Les chauffeurs de taxi mettent la pression sur le gouvernement pour qu’il adopte le projet de loi sur le taxi avant vendredi, mais la Coalition avenir Québec prédit qu’il est déjà trop tard.
Principale cible des propriétaires de taxi et de limousine: la Coalition avenir Québec (CAQ) de François Legault est accusée de faire de l’obstruction parlementaire. «Le Parti libéral du Québec a tous les éléments en main pour que la loi soit adoptée avant la fin de la session parlementaire, vendredi. On demande à François Legault de cesser son obstruction politique», a déclaré lundi Benoit Jugand, du Regroupement des travailleurs autonomes Métallos qui représente les propriétaires de taxi.
Ce dernier était accompagné par Guy Chevrette, porte-parole de l’industrie à la Table de concertation et de développement de l’industrie du taxi. «Le gouvernement manque d’argent pour donner des bains dans les CHSLD, et on irait donner 5 mois de plus à des voleurs pour continuer leurs rides illégales», a ajouté M. Chevrette en référence à l’entreprise Uber accusée de faire de l’évitement fiscal.
M. Chevrette s’en est lui aussi pris aux élus de la CAQ qui auraient selon lui «parlé pour ne rien dire pendant une journée», afin de retarder les travaux parlementaires. Si le projet de loi 100 n’est pas adopté avant la fin de la session parlementaire, il sera remis à l’automne.
L’élu de la CAQ, François Bonnardel, réfute les accusations d’obstruction parlementaire. «On fait juste notre travail en posant des questions et il n’y a personne qui va nous dire comment faire notre travail», a rétorqué le député de Shefford en entrevue à Métro. Le projet de loi en est encore à la phase d’adoption du principe. L’étude détaillée ne devrait commencer que mercredi.

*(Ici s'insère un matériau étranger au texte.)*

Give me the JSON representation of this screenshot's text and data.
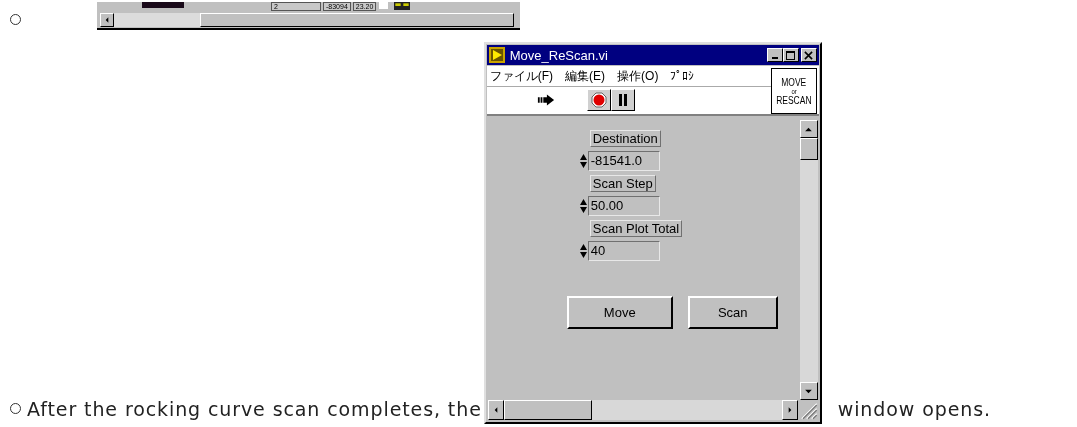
{
  "top_strip": {
    "fields": [
      "2",
      "-83094",
      "23.20"
    ]
  },
  "paragraph": {
    "text_before": "After the rocking curve scan completes, the",
    "text_after": "window opens."
  },
  "window": {
    "title": "Move_ReScan.vi",
    "menus": [
      "ファイル(F)",
      "編集(E)",
      "操作(O)",
      "ﾌﾟﾛｼ"
    ],
    "icon_lines": [
      "MOVE",
      "or",
      "RESCAN"
    ],
    "controls": [
      {
        "label": "Destination",
        "value": "-81541.0"
      },
      {
        "label": "Scan Step",
        "value": "50.00"
      },
      {
        "label": "Scan Plot Total",
        "value": "40"
      }
    ],
    "buttons": [
      "Move",
      "Scan"
    ]
  }
}
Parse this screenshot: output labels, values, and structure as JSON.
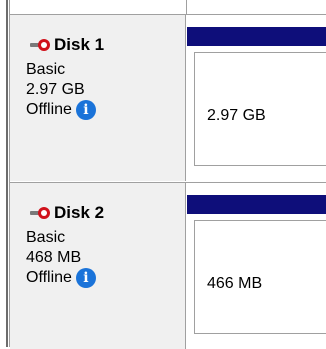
{
  "disks": [
    {
      "title": "Disk 1",
      "type": "Basic",
      "capacity": "2.97 GB",
      "status": "Offline",
      "partition_size": "2.97 GB"
    },
    {
      "title": "Disk 2",
      "type": "Basic",
      "capacity": "468 MB",
      "status": "Offline",
      "partition_size": "466 MB"
    }
  ],
  "colors": {
    "partition_bar": "#0e0e7a",
    "offline_icon": "#d0111b",
    "info_icon": "#1a73d9"
  },
  "icons": {
    "offline": "offline-disk-icon",
    "info": "info-icon"
  }
}
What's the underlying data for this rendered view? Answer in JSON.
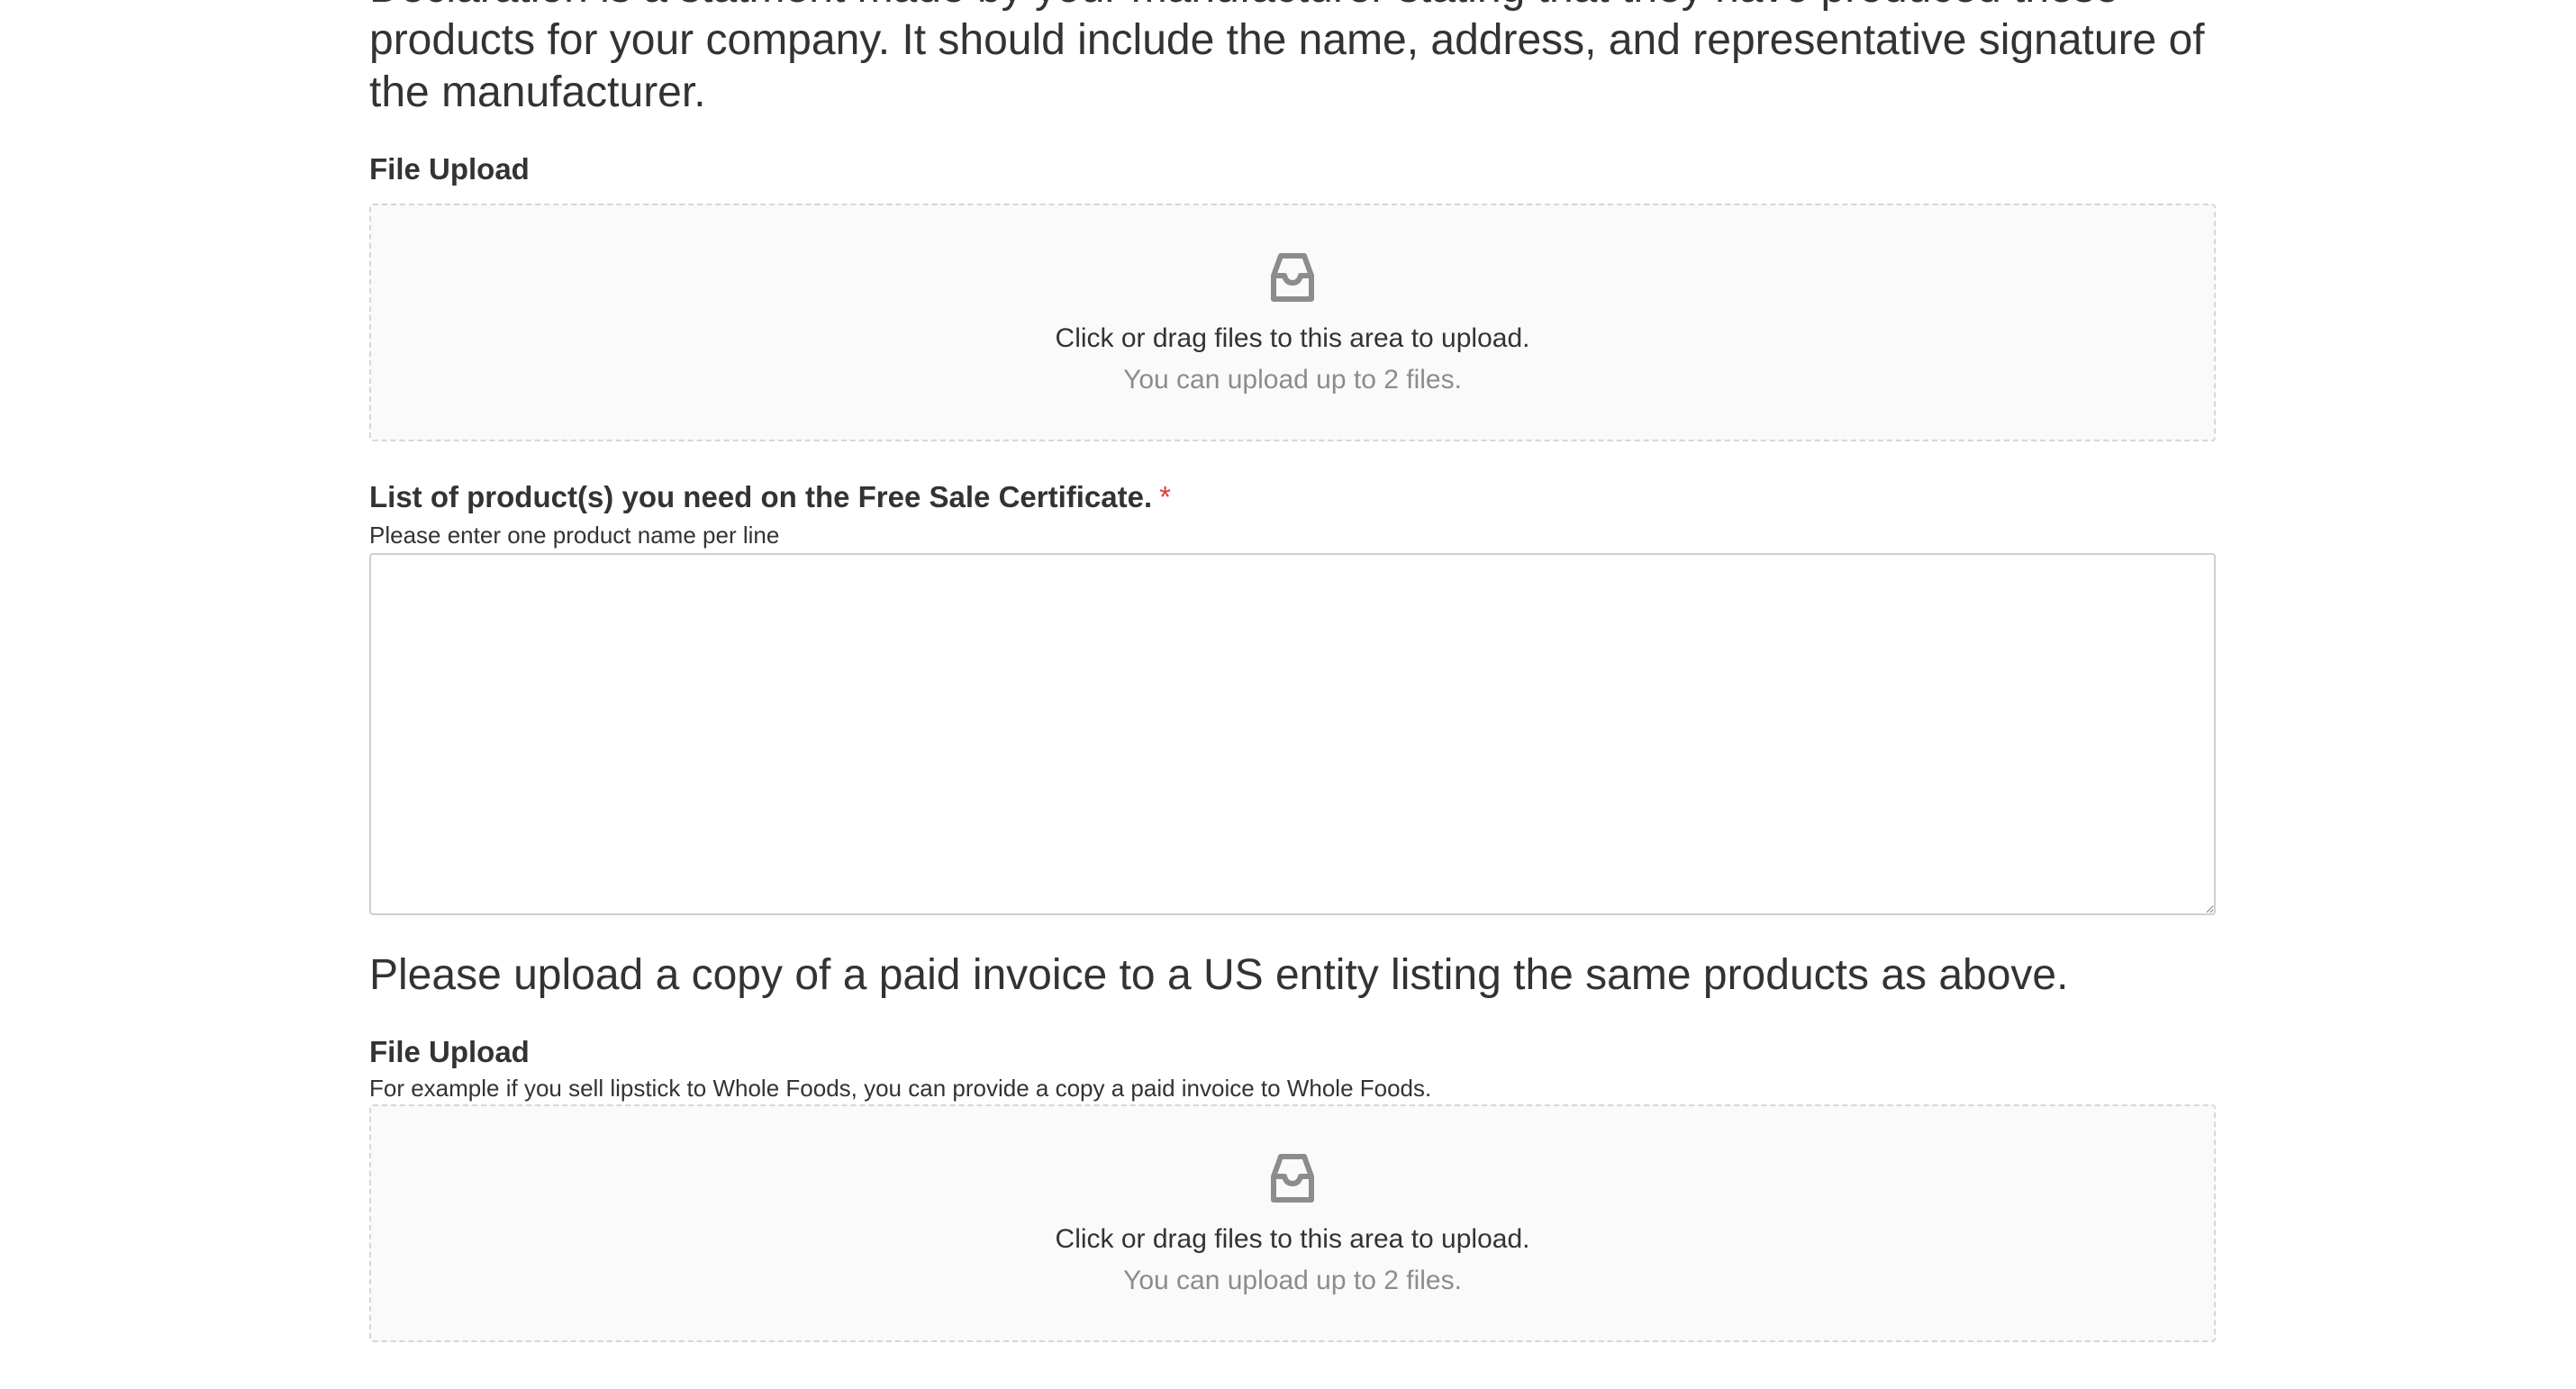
{
  "intro": {
    "line1": "Declaration is a statment made by your manufacturer stating that they have produced these",
    "line2": "products for your company. It should include the name, address, and representative signature of",
    "line3": "the manufacturer."
  },
  "upload1": {
    "label": "File Upload",
    "text": "Click or drag files to this area to upload.",
    "hint": "You can upload up to 2 files."
  },
  "products": {
    "label": "List of product(s) you need on the Free Sale Certificate.",
    "required_mark": "*",
    "help": "Please enter one product name per line",
    "value": ""
  },
  "invoice": {
    "heading": "Please upload a copy of a paid invoice to a US entity listing the same products as above."
  },
  "upload2": {
    "label": "File Upload",
    "help": "For example if you sell lipstick to Whole Foods, you can provide a copy a paid invoice to Whole Foods.",
    "text": "Click or drag files to this area to upload.",
    "hint": "You can upload up to 2 files."
  },
  "icons": {
    "upload": "inbox-icon"
  },
  "colors": {
    "required": "#e53935",
    "text": "#333333",
    "hint": "#8c8c8c",
    "dropzone_bg": "#fafafa",
    "dropzone_border": "#d6d6d6"
  }
}
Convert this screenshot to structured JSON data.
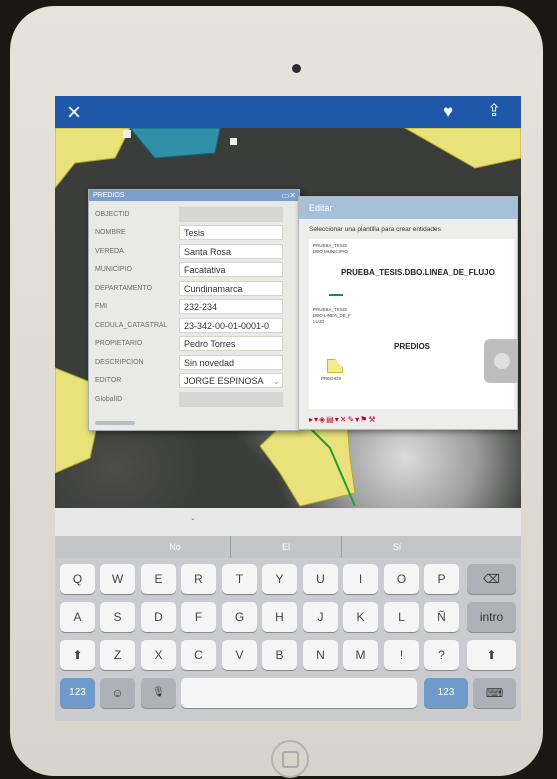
{
  "toolbar": {
    "close_icon": "×",
    "favorite_icon": "♥",
    "share_icon": "⇪"
  },
  "map": {
    "scale_mark": "⌄"
  },
  "predios_panel": {
    "title": "PREDIOS",
    "controls": "▭✕",
    "rows": [
      {
        "label": "OBJECTID",
        "value": ""
      },
      {
        "label": "NOMBRE",
        "value": "Tesis"
      },
      {
        "label": "VEREDA",
        "value": "Santa Rosa"
      },
      {
        "label": "MUNICIPIO",
        "value": "Facatativa"
      },
      {
        "label": "DEPARTAMENTO",
        "value": "Cundinamarca"
      },
      {
        "label": "FMI",
        "value": "232-234"
      },
      {
        "label": "CEDULA_CATASTRAL",
        "value": "23-342-00-01-0001-0"
      },
      {
        "label": "PROPIETARIO",
        "value": "Pedro Torres"
      },
      {
        "label": "DESCRIPCION",
        "value": "Sin novedad"
      },
      {
        "label": "EDITOR",
        "value": "JORGE ESPINOSA"
      },
      {
        "label": "GlobalID",
        "value": ""
      }
    ],
    "editor_dropdown": "⌄"
  },
  "edit_panel": {
    "title": "Editar",
    "instruction": "Seleccionar una plantilla para crear entidades",
    "group1_small": "PRUEBA_TESIS DBO.MUNICIPIO",
    "template1": "PRUEBA_TESIS.DBO.LINEA_DE_FLUJO",
    "group2_small": "PRUEBA_TESIS DBO.LINEA_DE_F LUJO",
    "template2": "PREDIOS",
    "group3_small": "PREDIOS",
    "tool_icons": "▸▾◈▤▾✕✎▾⚑⚒ "
  },
  "keyboard": {
    "suggestions": [
      "No",
      "El",
      "Sí"
    ],
    "row1": [
      "Q",
      "W",
      "E",
      "R",
      "T",
      "Y",
      "U",
      "I",
      "O",
      "P"
    ],
    "backspace": "⌫",
    "row2": [
      "A",
      "S",
      "D",
      "F",
      "G",
      "H",
      "J",
      "K",
      "L",
      "Ñ"
    ],
    "return_label": "intro",
    "shift": "⬆",
    "row3": [
      "Z",
      "X",
      "C",
      "V",
      "B",
      "N",
      "M",
      "!",
      "?"
    ],
    "numbers_label": "123",
    "emoji": "☺",
    "mic": "🎙",
    "hide_kb": "⌨"
  }
}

Si on ajoute la durée de la phase de prise en considération qui précède celle de l’adoption finale, prenant chacune au moins une journée, il serait étonnant que le projet de loi 100 ne soit adopté avant vendredi, dernier jour de la session parlementaire qui est traditionnellement réservé aux bilans et à l’étude de projets de loi privés, conclut M. Bonnardel.
Lundi, le cabinet du ministre des Transports, Jacques Daoust, réitérait sa volonté d’adopter la projet de loi avant le 10 juin. Selon Max-Louis Rosalbert, président du regroupement des propriétaires de taxis de Montréal, «si la CAQ ne veut pas collaborer comme le font les deux autres partis d’opposition, et continue d’utiliser tout le temps de parole de ses 20 députés pour ralentir les travaux le gouvernement devra utiliser la bâillon pour forcer l’adoption du projet de loi dans les temps».
Le projet de loi 100 forcerait notamment les chauffeurs Uber à louer des permis à raison de 300$ par semaine. les chauffeurs d’Uber devront aussi suivre une formation de 150 heures et acquérir un permis de conduire spécial. L’entreprise américaine devrait aussi s’engager à prélever la TPS et la TVQ dès le premier kilomètre parcouru. En contrepartie, les chauffeurs de taxi pourront être évalués par la clientèle et le paiement électronique sera obligatoire.
Selon la CAQ, ce projet de loi est un frein à l’innovation. Le parti recommande plutôt une «cohabitation équitable» entre le covoiturage de type Uber et l’industrie du taxi qui garderait certains privilèges tels que la possibilité de se faire héler et l’accès aux postes d’attente et aux voies réservées. «Ça ne se peut pas que le gouvernement qui se dit être le gouvernement de l’innovation et de l’économie, agisse comme si on était dans les années 1970», conclut M. Bonnardel.